Istanbul-based All Restaurants and Suppliers’ Association is planning to discuss this issue during an executive meeting at the end of this month, an industry source said on condition of anonymity.
“The association plans to take this step,” the source claimed. The association, representing 230 firms across Turkey, is also planning to come together with the Health Ministry.
Turks on average consume a whopping 18 grams of salt per day. The World Health Organization (WHO) recommends a five-gram daily maximum.
In Turkey, this rate could increase to 25 grams in southeastern parts of the country where kebab culture is dominant, according to Timur Erk, chairman of the Istanbul-based Kidney Foundation.
“This is too dangerous,” he said. Despite the current vogue for criticizing salt intake, the chemical compound of sodium and chloride is an essential nutrient required for blood, sweat, digestive juices and efficient nerve transmission, according to the U.S.-based Salt Institute.
People and livestock need to consume salt daily. Also, many companies use salt to preserve foods or to extend shelf-life of products, especially ready-made foods.
Salt also was a cause of one of the most well-known nonviolent protests initiated by Indian independence leader Mohandas Gandhi. The Salt March of 1930 eventually paved the way for India’s independence from the British Empire.
Despite the wide range of use and implications of salt, its proportional intake is vital for human health.
“It is a chemical after all. If you consume [too much], it is detrimental to your health,” says Erk.

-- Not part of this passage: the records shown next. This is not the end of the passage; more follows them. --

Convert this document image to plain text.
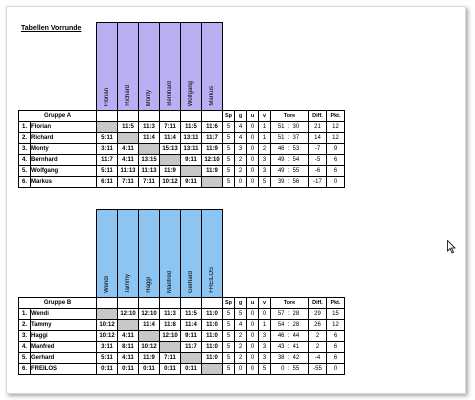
Tabellen Vorrunde
		Florian	Richard	Monty	Bernhard	Wolfgang	Markus									
Gruppe A								Sp	g	u	v	Tore			Diff.	Pkt.
1.	Florian		11:5	11:3	7:11	11:5	11:6	5	4	0	1	51	:	30	21	12
2.	Richard	5:11		11:4	11:4	13:11	11:7	5	4	0	1	51	:	37	14	12
3.	Monty	3:11	4:11		15:13	13:11	11:9	5	3	0	2	46	:	53	-7	9
4.	Bernhard	11:7	4:11	13:15		9:11	12:10	5	2	0	3	49	:	54	-5	6
5.	Wolfgang	5:11	11:13	11:13	11:9		11:9	5	2	0	3	49	:	55	-6	6
6.	Markus	6:11	7:11	7:11	10:12	9:11		5	0	0	5	39	:	56	-17	0
		Wendi	Tammy	Haggi	Manfred	Gerhard	FREILOS									
Gruppe B								Sp	g	u	v	Tore			Diff.	Pkt.
1.	Wendi		12:10	12:10	11:3	11:5	11:0	5	5	0	0	57	:	28	29	15
2.	Tammy	10:12		11:4	11:8	11:4	11:0	5	4	0	1	54	:	28	26	12
3.	Haggi	10:12	4:11		12:10	9:11	11:0	5	2	0	3	46	:	44	2	6
4.	Manfred	3:11	8:11	10:12		11:7	11:0	5	2	0	3	43	:	41	2	6
5.	Gerhard	5:11	4:11	11:9	7:11		11:0	5	2	0	3	38	:	42	-4	6
6.	FREILOS	0:11	0:11	0:11	0:11	0:11		5	0	0	5	0	:	55	-55	0
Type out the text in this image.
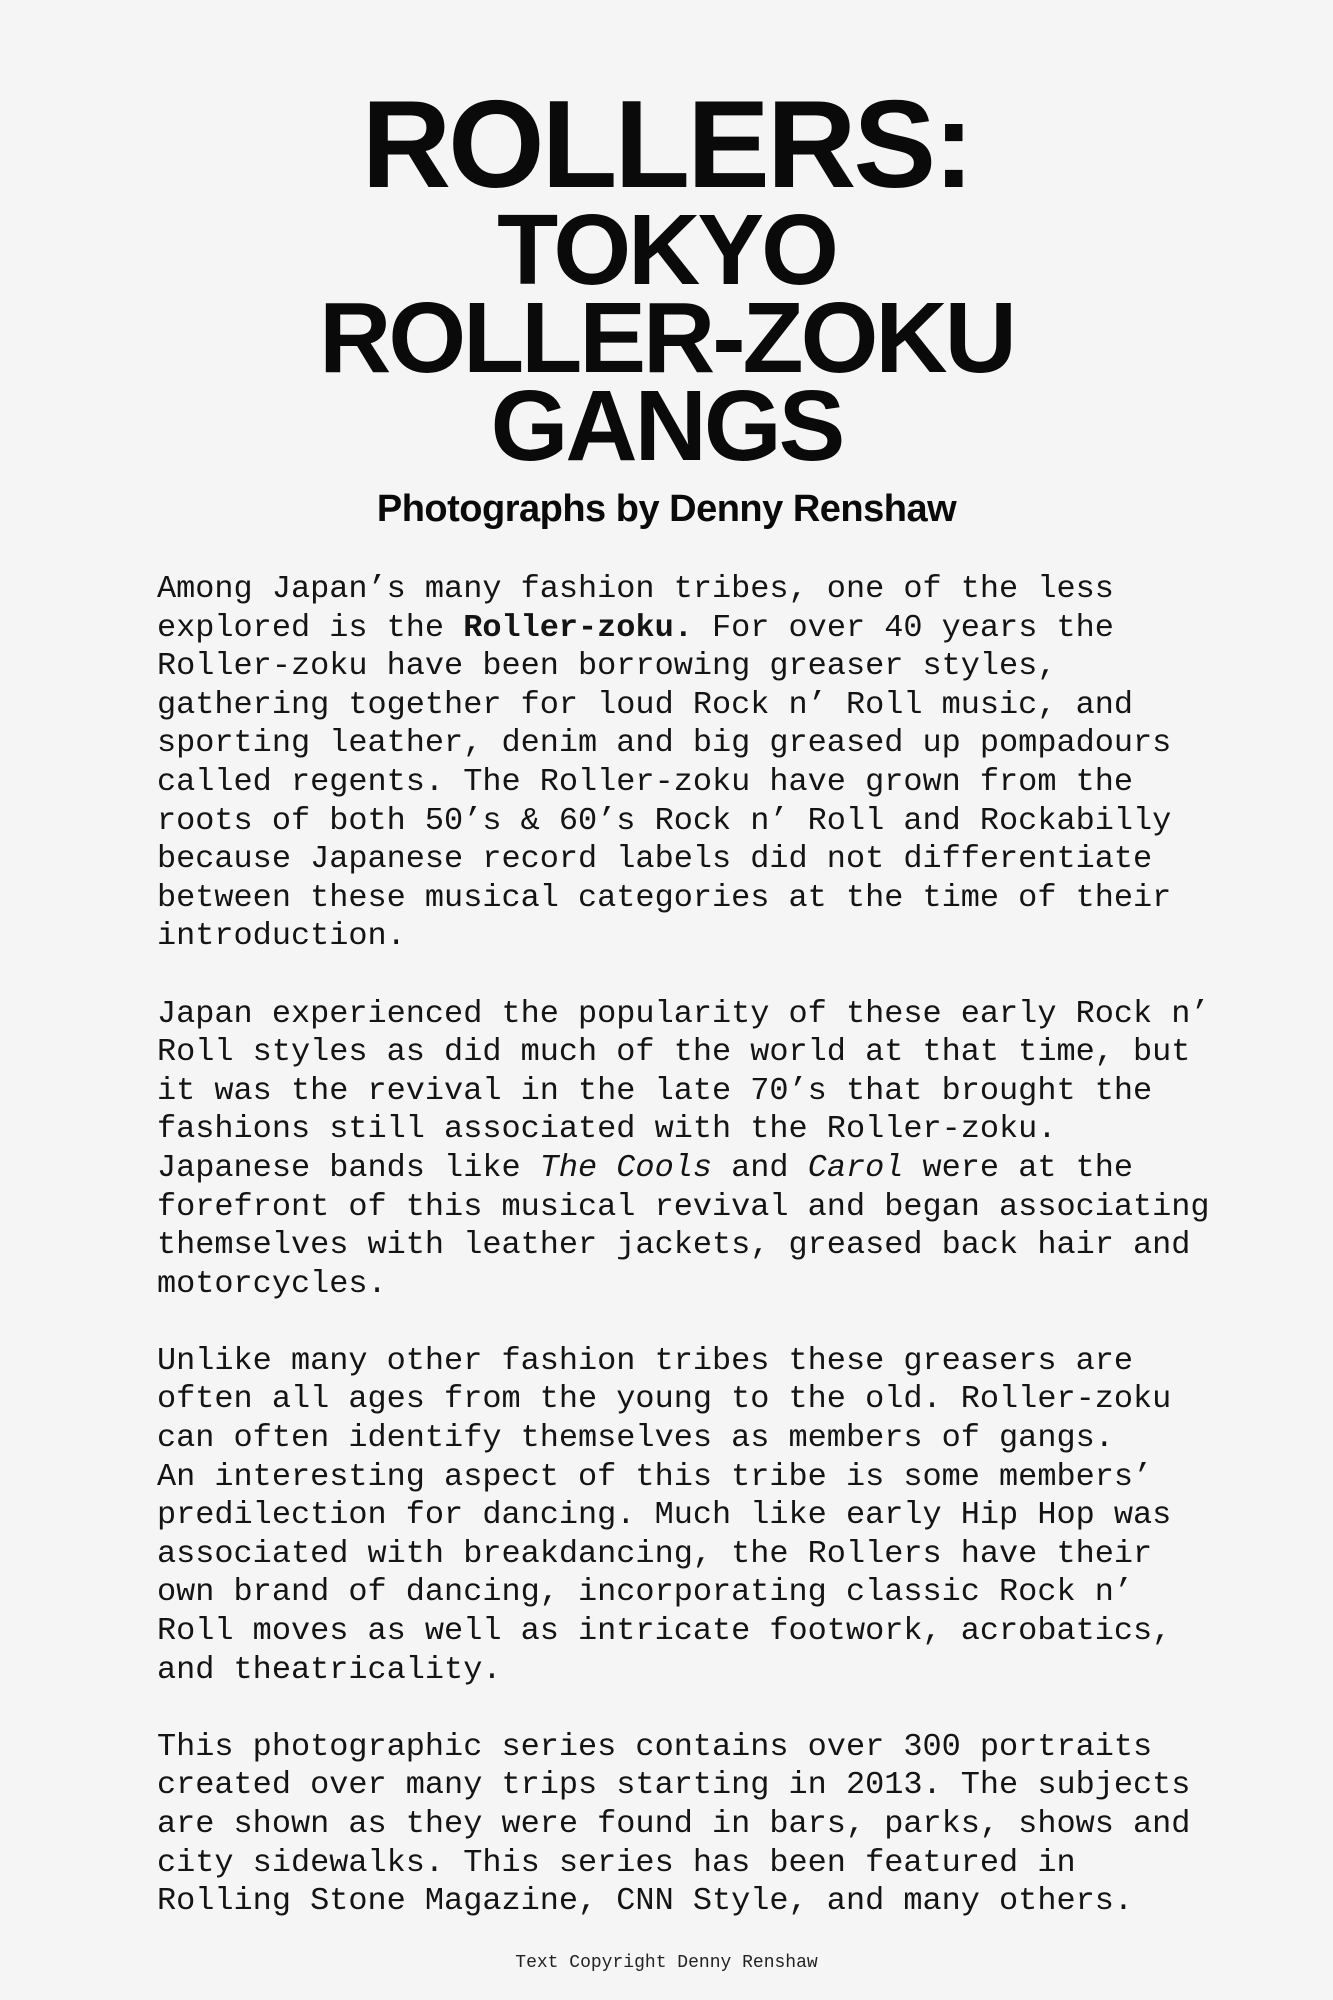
ROLLERS:
TOKYO
ROLLER-ZOKU
GANGS
Photographs by Denny Renshaw
Among Japan’s many fashion tribes, one of the less
explored is the Roller-zoku. For over 40 years the
Roller-zoku have been borrowing greaser styles,
gathering together for loud Rock n’ Roll music, and
sporting leather, denim and big greased up pompadours
called regents. The Roller-zoku have grown from the
roots of both 50’s & 60’s Rock n’ Roll and Rockabilly
because Japanese record labels did not differentiate
between these musical categories at the time of their
introduction.
Japan experienced the popularity of these early Rock n’
Roll styles as did much of the world at that time, but
it was the revival in the late 70’s that brought the
fashions still associated with the Roller-zoku.
Japanese bands like The Cools and Carol were at the
forefront of this musical revival and began associating
themselves with leather jackets, greased back hair and
motorcycles.
Unlike many other fashion tribes these greasers are
often all ages from the young to the old. Roller-zoku
can often identify themselves as members of gangs.
An interesting aspect of this tribe is some members’
predilection for dancing. Much like early Hip Hop was
associated with breakdancing, the Rollers have their
own brand of dancing, incorporating classic Rock n’
Roll moves as well as intricate footwork, acrobatics,
and theatricality.
This photographic series contains over 300 portraits
created over many trips starting in 2013. The subjects
are shown as they were found in bars, parks, shows and
city sidewalks. This series has been featured in
Rolling Stone Magazine, CNN Style, and many others.
Text Copyright Denny Renshaw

The WHO warns that excess sodium is linked to adverse health outcomes, including increased blood pressure.
In a bid to decrease sodium intake, the Turkish Health Ministry had announced a five-year roadmap in November 2011. “Excessive salt consumption is unhealthy but changeable. That excess leads chronic illness,” the roadmap document stated.
“The daily intake of salt was down by three grams. Turkish people [now] consume 15 grams of salt [on average],” the Food, Agriculture and Livestock Ministry said.
Sezer further recommended that there could be a special sign on products with a lower salt ratio, adding that there could also be training programs to decrease salt consumption at home.